Last summer, Wyoming struck a bipartisan partnership with Colorado to expedite development of carbon capture technology, and Idaho Gov. Brad Little joined Gordon at a “Decarbonizing the West” workshop in Boise in December.

“Natural sequestration is a critical component of decarbonization efforts,” Little said. “Healthy forests, soil, and rangelands can sequester enormous amounts of carbon. However, when those resources are poorly managed the opposite can be true … Decarbonization is also creating new opportunities for agricultural producers, for whom carbon sequestration can generate additional revenue while reducing emissions.”

Carbon sequestration, however, doesn’t come without risk. Residents in rural Mississippi have first-hand experience of what can happen when things go wrong.

Carbon Catastrophe

An explosion three years ago filled the air of Yazoo County in central Mississippi with a dense concentration of carbon dioxide that caused mass poisoning.
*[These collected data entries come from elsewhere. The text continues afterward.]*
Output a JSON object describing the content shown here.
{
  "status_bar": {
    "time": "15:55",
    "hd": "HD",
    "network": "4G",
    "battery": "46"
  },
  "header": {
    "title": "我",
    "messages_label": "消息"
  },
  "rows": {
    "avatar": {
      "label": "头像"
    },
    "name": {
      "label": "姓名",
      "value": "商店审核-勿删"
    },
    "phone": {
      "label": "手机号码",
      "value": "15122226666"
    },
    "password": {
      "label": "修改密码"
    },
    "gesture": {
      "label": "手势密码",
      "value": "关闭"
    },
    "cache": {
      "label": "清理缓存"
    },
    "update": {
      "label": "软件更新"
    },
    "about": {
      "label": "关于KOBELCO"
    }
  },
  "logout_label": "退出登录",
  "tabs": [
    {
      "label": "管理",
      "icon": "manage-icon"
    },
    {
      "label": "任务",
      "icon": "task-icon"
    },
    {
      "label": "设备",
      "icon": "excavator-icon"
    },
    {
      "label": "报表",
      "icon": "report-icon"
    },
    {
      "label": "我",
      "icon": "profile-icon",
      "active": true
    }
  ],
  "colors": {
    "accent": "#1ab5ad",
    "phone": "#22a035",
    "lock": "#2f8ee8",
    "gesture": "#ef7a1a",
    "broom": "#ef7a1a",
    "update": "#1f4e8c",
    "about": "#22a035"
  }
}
More than 200 people were forced to flee, and at least 45 wound up in the hospital. Cars were stuck as inoperable because of the lack of oxygen in the air, disrupting emergency services.

“It looked like you were going through the zombie apocalypse,” a local emergency director told National Public Radio.
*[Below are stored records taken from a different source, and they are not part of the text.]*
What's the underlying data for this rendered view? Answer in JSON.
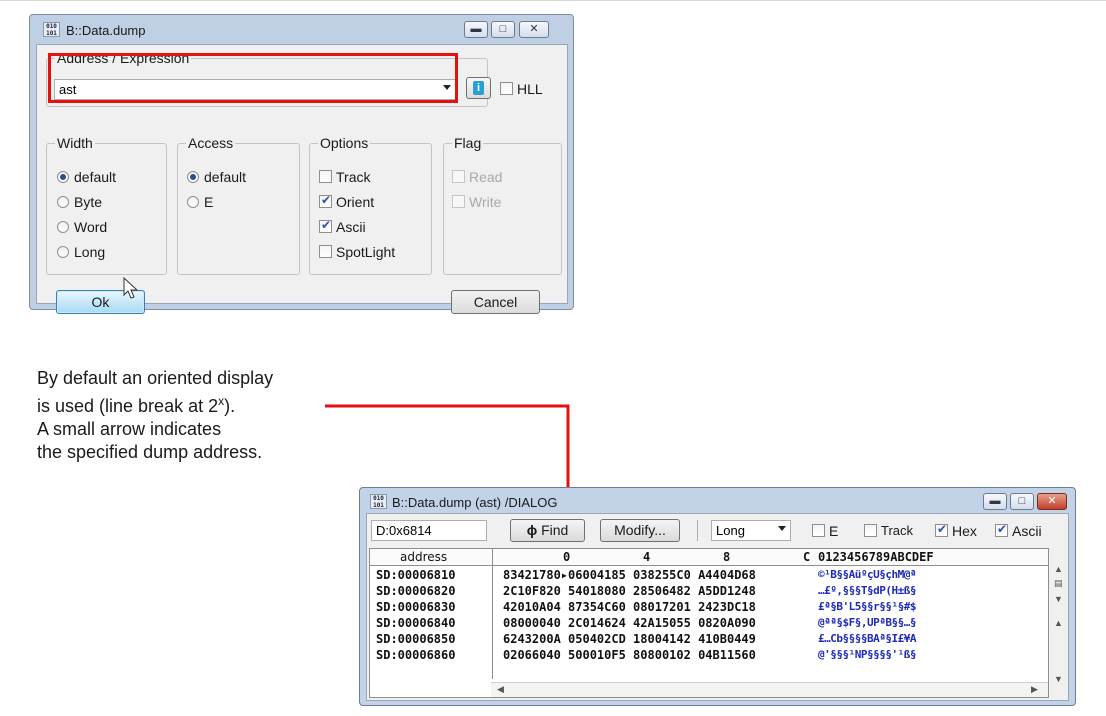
{
  "dialog1": {
    "title": "B::Data.dump",
    "app_icon_top": "010",
    "app_icon_bottom": "101",
    "window_buttons": [
      "minimize-icon",
      "maximize-icon",
      "close-icon"
    ],
    "address_group_label": "Address / Expression",
    "address_value": "ast",
    "hll_label": "HLL",
    "hll_checked": false,
    "width_group": {
      "label": "Width",
      "options": [
        "default",
        "Byte",
        "Word",
        "Long"
      ],
      "selected": "default"
    },
    "access_group": {
      "label": "Access",
      "options": [
        "default",
        "E"
      ],
      "selected": "default"
    },
    "options_group": {
      "label": "Options",
      "items": [
        {
          "label": "Track",
          "checked": false
        },
        {
          "label": "Orient",
          "checked": true
        },
        {
          "label": "Ascii",
          "checked": true
        },
        {
          "label": "SpotLight",
          "checked": false
        }
      ]
    },
    "flag_group": {
      "label": "Flag",
      "items": [
        {
          "label": "Read",
          "checked": false,
          "disabled": true
        },
        {
          "label": "Write",
          "checked": false,
          "disabled": true
        }
      ]
    },
    "ok_label": "Ok",
    "cancel_label": "Cancel"
  },
  "annotation": {
    "line1": "By default an oriented display",
    "line2_pre": "is used (line break at 2",
    "line2_sup": "x",
    "line2_post": ").",
    "line3": "A small arrow indicates",
    "line4": "the specified dump address.",
    "highlight_color": "#e31212"
  },
  "dialog2": {
    "title": "B::Data.dump (ast) /DIALOG",
    "address_field": "D:0x6814",
    "find_label": "Find",
    "modify_label": "Modify...",
    "width_select": "Long",
    "e_label": "E",
    "e_checked": false,
    "track_label": "Track",
    "track_checked": false,
    "hex_label": "Hex",
    "hex_checked": true,
    "ascii_label": "Ascii",
    "ascii_checked": true,
    "header": {
      "address": "address",
      "c0": "0",
      "c4": "4",
      "c8": "8",
      "cC": "C",
      "ascii": "0123456789ABCDEF"
    },
    "rows": [
      {
        "address": "SD:00006810",
        "hex": "83421780▸06004185 038255C0 A4404D68",
        "ascii": "©¹B§§AüºçU§çhM@ª"
      },
      {
        "address": "SD:00006820",
        "hex": "2C10F820 54018080 28506482 A5DD1248",
        "ascii": "…£º,§§§T§dP(H±ß§"
      },
      {
        "address": "SD:00006830",
        "hex": "42010A04 87354C60 08017201 2423DC18",
        "ascii": "£ª§B'L5§§r§§¹§#$"
      },
      {
        "address": "SD:00006840",
        "hex": "08000040 2C014624 42A15055 0820A090",
        "ascii": "@ªª§$F§,UPªB§§…§"
      },
      {
        "address": "SD:00006850",
        "hex": "6243200A 050402CD 18004142 410B0449",
        "ascii": "£…Cb§§§§BAª§I£¥A"
      },
      {
        "address": "SD:00006860",
        "hex": "02066040 500010F5 80800102 04B11560",
        "ascii": "@'§§§¹NP§§§§'¹ß§"
      }
    ]
  }
}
There are, however, risk-free alternatives to sequestering carbon to the construction of intrusive pipelines. In biological carbon sequestration, carbon dioxide is absorbed into soils, oceans, grasslands, and forests. Natural soil storage can be amplified with proper agricultural practices and responsible land management.
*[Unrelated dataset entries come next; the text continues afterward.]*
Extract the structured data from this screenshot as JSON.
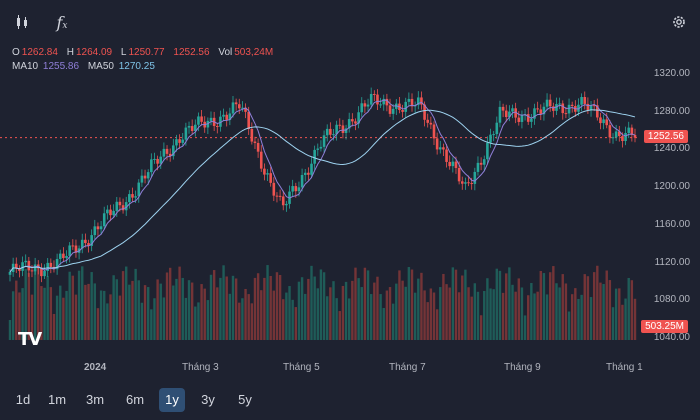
{
  "toolbar": {
    "icons": [
      "candlestick-icon",
      "function-fx-icon",
      "gear-icon"
    ],
    "fx_label": "f",
    "fx_sub": "x"
  },
  "legend": {
    "o_label": "O",
    "o_value": "1262.84",
    "h_label": "H",
    "h_value": "1264.09",
    "l_label": "L",
    "l_value": "1250.77",
    "c_value": "1252.56",
    "vol_label": "Vol",
    "vol_value": "503,24M",
    "ma10_label": "MA10",
    "ma10_value": "1255.86",
    "ma50_label": "MA50",
    "ma50_value": "1270.25"
  },
  "price_axis": [
    "1320.00",
    "1280.00",
    "1240.00",
    "1200.00",
    "1160.00",
    "1120.00",
    "1080.00",
    "1040.00"
  ],
  "current_price_tag": "1252.56",
  "volume_tag": "503.25M",
  "time_axis": [
    "2024",
    "Tháng 3",
    "Tháng 5",
    "Tháng 7",
    "Tháng 9",
    "Tháng 1"
  ],
  "logo_text": "TV",
  "timeframes": {
    "items": [
      "1d",
      "1m",
      "3m",
      "6m",
      "1y",
      "3y",
      "5y"
    ],
    "selected": "1y"
  },
  "colors": {
    "up": "#26a69a",
    "down": "#ef5350",
    "ma10": "#8f7fd8",
    "ma50": "#9ed3f0",
    "background": "#1e2230",
    "selected_tf": "#2f4f74"
  },
  "chart_data": {
    "type": "candlestick",
    "period": "1y",
    "ylim": [
      1040,
      1330
    ],
    "yticks": [
      1040,
      1080,
      1120,
      1160,
      1200,
      1240,
      1280,
      1320
    ],
    "last_close": 1252.56,
    "last_volume": "503.25M",
    "close_trend": [
      {
        "x": "2024 start",
        "y": 1110
      },
      {
        "x": "Jan 2024",
        "y": 1120
      },
      {
        "x": "Feb 2024",
        "y": 1180
      },
      {
        "x": "Mar 2024",
        "y": 1255
      },
      {
        "x": "Apr 2024",
        "y": 1285
      },
      {
        "x": "Apr 2024 low",
        "y": 1175
      },
      {
        "x": "May 2024",
        "y": 1245
      },
      {
        "x": "Jun 2024",
        "y": 1290
      },
      {
        "x": "Jul 2024",
        "y": 1285
      },
      {
        "x": "Aug 2024 low",
        "y": 1195
      },
      {
        "x": "Aug 2024",
        "y": 1275
      },
      {
        "x": "Sep 2024",
        "y": 1280
      },
      {
        "x": "Oct 2024",
        "y": 1290
      },
      {
        "x": "Nov 2024",
        "y": 1258
      },
      {
        "x": "Dec 2024",
        "y": 1252.56
      }
    ],
    "series": [
      {
        "name": "MA10",
        "last": 1255.86
      },
      {
        "name": "MA50",
        "last": 1270.25
      }
    ]
  }
}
Hundreds of scientists, meanwhile, dispute the popular narrative that carbon dioxide in the atmosphere presents an urgent existential threat. Last summer, Clauser, one of the board members for the CO2 Coalition, became the second Nobel laureate to sign a 2019 declaration that the climate “emergency” is a myth. The declaration included more than 1,600 signatures and was organized by the Climate Intelligence Foundation (CLINTEL).

“Climate science should be less political, while climate policies should be more scientific,” the statement reads. “Scientists should openly address uncertainties and exaggerations in their predictions of global warming, while politicians should dispassionately count the real costs as well as the imagined benefits of their policy measures.”

Atmospheric carbon has also been shown to proliferate forest growth, known as the “greening” effect. Vegetation happens to grow faster in regions with relatively high concentrations of carbon dioxide. Michael Shellenberger explained in his 2020 book Apocalypse Never, “From 1981 to 2016, four times more carbon was captured by plants due to carbon-boosted growth than from biomass covering a larger surface of Earth.”